Des bains, un marché, un temple et même un important réseau de canalisations d'eau... Pour la première fois, des chercheurs ont cartographié avec précision une ancienne cité romaine sans déplacer la moindre pierre.

Radar à pénétration du sol (GPR)

Pour y parvenir, une équipe regroupant des scientifiques de l'université de Cambridge (Grand-Bretagne) et de Gand (Belgique), a utilisé un radar à pénétration de sol (GPR) pour sonder les profondeurs des 30,5 hectares de Falerii Novi, y débusquant des détails enfouis. "C'est la première fois que cette technologie est utilisée pour cartographier une ville entière", a déclaré à l'AFP Martin Millett de l'Université de Cambridge, coauteur de l'étude publiée le 9 juin dans Antiquity.

Située dans le Latium, à une cinquantaine de kilomètres de Rome, la cité romaine a été occupée pour la première fois vers 240 avant J.-C. et l'est restée jusqu'à 700 ans après J.-C. Depuis les années 1990, elle a déjà fait l'objet de fouilles et d'études. Mais le GPR permet aux chercheurs de sonder différentes profondeurs et notamment de voir comment la ville a évolué au cours des siècles.

Architecture élaborée

Selon les données obtenues par les chercheurs, "le plan de Falerii Novi s'avère bien moins standardisé que celui de nombreuses autres villes romaines, comme par exemple Pompéi", rapporte un communiqué de l'université de Cambridge. Et "le temple, l'édifice du marché et le complexe thermal, découverts lors de ces recherches sont architecturalement plus élaborés que ce à quoi on pourrait s'attendre pour une petite ville".

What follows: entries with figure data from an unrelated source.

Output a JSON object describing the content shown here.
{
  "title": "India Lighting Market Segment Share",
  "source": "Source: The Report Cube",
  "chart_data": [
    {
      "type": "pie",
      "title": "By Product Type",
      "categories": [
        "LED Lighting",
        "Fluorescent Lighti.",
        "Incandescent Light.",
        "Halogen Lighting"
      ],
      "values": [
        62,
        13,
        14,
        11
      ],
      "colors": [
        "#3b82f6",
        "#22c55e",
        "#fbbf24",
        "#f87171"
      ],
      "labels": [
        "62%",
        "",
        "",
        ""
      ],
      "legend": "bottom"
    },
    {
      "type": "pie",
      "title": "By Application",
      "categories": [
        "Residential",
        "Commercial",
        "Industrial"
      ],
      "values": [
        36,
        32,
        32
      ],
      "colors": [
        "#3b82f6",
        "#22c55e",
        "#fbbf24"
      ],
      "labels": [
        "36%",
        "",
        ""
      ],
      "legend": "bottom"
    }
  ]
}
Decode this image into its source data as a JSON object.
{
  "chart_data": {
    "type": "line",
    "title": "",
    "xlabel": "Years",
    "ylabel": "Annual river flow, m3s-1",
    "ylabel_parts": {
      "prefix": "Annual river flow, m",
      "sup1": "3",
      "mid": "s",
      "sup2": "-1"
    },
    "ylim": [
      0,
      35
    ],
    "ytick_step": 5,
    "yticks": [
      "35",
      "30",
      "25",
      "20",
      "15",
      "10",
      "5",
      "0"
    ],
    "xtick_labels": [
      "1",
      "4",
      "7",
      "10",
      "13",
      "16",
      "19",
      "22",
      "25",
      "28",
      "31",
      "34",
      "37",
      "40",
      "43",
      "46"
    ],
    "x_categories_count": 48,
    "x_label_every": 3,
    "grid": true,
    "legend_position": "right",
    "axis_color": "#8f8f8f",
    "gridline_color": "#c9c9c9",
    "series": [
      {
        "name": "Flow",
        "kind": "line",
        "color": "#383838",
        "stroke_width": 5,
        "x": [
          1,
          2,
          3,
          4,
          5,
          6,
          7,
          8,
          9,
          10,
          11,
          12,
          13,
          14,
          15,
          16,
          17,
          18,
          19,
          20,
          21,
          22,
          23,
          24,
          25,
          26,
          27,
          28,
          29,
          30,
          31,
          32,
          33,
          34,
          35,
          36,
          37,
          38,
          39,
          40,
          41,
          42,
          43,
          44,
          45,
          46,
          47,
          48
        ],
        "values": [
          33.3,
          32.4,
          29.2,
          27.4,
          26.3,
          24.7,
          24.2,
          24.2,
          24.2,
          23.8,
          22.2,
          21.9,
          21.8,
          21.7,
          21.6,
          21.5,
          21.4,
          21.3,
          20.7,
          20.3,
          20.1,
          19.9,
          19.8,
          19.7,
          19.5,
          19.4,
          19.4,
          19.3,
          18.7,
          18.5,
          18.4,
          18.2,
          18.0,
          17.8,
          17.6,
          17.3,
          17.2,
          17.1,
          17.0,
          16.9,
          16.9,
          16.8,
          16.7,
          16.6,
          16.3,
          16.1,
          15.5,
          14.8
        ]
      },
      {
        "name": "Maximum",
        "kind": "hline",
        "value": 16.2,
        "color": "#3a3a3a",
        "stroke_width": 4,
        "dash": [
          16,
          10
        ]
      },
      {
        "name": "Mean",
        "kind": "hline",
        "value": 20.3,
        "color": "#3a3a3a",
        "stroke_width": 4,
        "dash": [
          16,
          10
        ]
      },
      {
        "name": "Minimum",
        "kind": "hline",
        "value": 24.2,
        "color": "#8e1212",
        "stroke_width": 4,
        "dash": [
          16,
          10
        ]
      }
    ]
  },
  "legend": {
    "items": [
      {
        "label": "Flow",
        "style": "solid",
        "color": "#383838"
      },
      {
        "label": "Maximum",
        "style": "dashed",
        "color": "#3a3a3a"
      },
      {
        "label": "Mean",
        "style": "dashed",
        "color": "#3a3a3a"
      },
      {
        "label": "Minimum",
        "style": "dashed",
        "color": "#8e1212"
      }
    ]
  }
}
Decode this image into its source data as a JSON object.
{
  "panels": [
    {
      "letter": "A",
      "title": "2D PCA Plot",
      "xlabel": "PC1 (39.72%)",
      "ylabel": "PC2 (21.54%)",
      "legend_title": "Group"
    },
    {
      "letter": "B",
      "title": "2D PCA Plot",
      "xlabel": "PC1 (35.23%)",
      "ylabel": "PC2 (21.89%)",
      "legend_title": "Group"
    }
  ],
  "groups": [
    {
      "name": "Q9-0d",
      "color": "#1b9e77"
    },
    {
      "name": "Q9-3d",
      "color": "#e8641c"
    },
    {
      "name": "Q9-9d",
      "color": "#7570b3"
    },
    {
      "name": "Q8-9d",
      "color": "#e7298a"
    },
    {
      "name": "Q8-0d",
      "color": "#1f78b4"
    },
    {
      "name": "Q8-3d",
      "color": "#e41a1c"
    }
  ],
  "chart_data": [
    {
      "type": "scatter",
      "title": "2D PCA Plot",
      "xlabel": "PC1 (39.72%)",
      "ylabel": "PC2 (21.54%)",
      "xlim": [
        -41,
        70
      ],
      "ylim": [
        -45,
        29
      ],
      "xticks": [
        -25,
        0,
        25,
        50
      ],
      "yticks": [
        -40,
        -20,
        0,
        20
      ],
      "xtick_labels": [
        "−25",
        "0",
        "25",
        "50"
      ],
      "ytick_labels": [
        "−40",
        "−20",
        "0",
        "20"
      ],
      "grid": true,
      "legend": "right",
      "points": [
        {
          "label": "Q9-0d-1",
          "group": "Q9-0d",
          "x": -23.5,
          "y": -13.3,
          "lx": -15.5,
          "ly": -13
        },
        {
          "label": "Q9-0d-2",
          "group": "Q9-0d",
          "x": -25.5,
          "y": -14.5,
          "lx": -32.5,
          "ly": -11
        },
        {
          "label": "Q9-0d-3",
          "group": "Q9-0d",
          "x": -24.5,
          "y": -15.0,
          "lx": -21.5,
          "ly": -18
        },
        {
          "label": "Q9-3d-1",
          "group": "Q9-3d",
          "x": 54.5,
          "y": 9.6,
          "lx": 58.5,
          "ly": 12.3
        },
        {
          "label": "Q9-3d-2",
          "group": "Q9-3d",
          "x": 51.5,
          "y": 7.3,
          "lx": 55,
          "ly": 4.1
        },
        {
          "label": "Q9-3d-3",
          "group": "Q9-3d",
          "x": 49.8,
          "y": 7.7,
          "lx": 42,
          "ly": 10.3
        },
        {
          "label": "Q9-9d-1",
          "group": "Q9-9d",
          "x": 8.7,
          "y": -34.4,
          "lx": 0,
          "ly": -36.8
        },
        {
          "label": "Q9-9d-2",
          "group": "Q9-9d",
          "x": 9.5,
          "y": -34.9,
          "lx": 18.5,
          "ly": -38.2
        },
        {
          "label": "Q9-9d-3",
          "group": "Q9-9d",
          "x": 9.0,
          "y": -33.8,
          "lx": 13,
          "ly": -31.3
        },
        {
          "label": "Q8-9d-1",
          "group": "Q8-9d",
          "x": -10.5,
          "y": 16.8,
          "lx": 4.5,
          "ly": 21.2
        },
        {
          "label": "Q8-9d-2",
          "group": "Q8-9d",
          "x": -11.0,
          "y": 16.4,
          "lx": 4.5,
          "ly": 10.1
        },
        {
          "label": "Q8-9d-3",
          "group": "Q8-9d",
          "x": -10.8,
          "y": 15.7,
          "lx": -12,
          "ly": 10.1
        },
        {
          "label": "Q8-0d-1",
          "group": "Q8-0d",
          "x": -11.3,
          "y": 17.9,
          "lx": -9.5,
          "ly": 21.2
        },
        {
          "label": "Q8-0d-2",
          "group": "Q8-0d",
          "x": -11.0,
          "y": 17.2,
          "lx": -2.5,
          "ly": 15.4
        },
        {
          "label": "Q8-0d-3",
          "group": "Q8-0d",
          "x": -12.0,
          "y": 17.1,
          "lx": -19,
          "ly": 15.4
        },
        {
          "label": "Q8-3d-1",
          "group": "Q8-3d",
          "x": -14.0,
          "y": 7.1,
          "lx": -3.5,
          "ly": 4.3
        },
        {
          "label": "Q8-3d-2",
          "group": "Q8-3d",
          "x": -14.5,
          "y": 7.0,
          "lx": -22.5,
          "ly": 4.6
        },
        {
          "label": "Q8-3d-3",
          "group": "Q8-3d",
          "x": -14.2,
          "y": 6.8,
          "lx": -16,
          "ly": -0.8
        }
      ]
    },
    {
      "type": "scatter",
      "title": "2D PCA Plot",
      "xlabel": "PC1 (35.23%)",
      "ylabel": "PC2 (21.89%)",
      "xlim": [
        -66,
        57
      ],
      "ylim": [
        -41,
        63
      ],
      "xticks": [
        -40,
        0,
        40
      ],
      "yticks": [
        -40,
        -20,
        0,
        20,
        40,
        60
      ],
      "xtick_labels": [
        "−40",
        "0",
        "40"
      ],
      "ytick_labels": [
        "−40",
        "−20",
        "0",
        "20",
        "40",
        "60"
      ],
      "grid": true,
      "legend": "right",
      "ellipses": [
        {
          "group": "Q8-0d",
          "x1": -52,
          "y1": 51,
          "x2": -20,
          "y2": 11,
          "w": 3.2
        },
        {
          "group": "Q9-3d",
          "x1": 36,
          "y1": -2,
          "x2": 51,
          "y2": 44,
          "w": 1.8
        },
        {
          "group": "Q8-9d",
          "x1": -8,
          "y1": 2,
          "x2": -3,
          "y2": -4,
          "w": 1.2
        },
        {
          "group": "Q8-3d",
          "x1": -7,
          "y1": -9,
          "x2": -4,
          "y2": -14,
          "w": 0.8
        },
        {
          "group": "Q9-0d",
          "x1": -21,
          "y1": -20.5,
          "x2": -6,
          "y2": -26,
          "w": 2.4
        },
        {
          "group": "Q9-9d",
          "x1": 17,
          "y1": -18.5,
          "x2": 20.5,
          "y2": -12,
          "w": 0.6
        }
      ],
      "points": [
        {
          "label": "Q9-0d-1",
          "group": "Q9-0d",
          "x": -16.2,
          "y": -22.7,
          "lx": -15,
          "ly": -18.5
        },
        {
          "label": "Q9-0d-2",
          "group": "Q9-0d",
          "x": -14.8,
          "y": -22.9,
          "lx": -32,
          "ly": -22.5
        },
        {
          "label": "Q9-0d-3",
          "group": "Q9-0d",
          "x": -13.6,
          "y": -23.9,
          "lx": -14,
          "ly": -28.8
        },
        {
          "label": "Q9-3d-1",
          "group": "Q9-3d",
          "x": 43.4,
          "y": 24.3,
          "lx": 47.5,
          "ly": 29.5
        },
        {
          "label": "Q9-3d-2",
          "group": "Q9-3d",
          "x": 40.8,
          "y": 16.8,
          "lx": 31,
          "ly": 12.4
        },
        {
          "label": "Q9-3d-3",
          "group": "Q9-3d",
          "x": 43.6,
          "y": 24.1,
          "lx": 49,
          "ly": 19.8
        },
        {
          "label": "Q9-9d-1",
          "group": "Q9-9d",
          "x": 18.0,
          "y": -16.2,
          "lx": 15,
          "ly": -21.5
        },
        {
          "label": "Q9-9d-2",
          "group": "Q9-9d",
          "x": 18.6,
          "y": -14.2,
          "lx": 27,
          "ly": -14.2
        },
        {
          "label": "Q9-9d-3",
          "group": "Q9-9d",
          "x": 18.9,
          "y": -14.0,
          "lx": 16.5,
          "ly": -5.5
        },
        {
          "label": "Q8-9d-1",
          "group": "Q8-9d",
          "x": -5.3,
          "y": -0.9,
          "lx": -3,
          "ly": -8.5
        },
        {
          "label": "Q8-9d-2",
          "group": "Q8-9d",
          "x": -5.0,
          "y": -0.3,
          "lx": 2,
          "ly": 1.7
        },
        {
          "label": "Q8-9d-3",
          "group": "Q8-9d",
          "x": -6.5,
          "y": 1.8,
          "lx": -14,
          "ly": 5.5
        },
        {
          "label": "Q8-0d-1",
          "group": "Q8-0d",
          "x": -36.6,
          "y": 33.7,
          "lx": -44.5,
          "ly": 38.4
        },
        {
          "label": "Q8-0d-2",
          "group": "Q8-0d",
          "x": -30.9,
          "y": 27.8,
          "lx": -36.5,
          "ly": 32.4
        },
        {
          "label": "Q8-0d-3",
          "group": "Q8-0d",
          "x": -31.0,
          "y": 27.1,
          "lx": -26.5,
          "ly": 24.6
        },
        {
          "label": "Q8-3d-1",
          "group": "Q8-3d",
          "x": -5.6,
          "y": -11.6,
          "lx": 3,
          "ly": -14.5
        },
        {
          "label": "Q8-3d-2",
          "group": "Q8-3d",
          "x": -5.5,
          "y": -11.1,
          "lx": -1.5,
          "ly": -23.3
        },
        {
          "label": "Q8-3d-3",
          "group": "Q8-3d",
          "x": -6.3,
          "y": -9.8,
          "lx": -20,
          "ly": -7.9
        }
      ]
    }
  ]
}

Détail des contours de la cité romaine de Falerii Novi, près de Rome : carte réalisée grâce aux radars GPR (Ground Penetrating Radars) utilisés par les archéologues des universités de Cambridge et de Gand. 
Détail des contours de la cité romaine de Falerii Novi, près de Rome : carte réalisée grâce aux radars GPR (Ground Penetrating Radars) utilisés par les archéologues des universités de Cambridge et de Gand.  (HANDOUT / UNIVERSITY OF CAMBRIDGE)

Selon les chercheurs ce plan particulier pourrait tenir au fait qu'en des temps moins stables politiquement, les Romains tendaient à se retrancher dans des sites plus protégés, comme c'est le cas pour la ville de Civita Castellana, près de Viterbe, également dans le Latium. En temps de paix, la citéde Falerii Novi restait d'un accès facile étant située au centre d'une plaine.

Un outil qui peut transformer le travail des archéologues

Les chercheurs ont également découvert une surprenante série de conduites d'eau. Les tuyaux traversent une grande partie de Falerii Novi, passant même sous les pâtés de maisons et non pas seulement le long des rues, comme c'est plus souvent le cas. "Le niveau de détail étonnant que nous avons atteint à Falerii Novi, et les caractéristiques surprenantes que le GPR a révélées, suggèrent que ce type d'étude pourrait transformer la façon dont les archéologues enquêtent sur les sites urbains", note Martin Millett. Mais le travail n'en reste pas moins de longue haleine : décortiquer l'énorme quantité de données accumulées par le GPR peut prendre plusieurs mois.

Martin Millett est optimiste quant l'usage de cette technologie : "Aujourd'hui on peut imaginer pouvoir utiliser ce géoradar pour enquêter sur la structure d'autres cités, comme le site de Milet en Turquie ou Cyrène en Libye. Nous avons encore beaucoup à apprendre sur la vie des Romains dans les villes et cette technologie nous ouvre des opportnités inédites", a-t-il ajouté.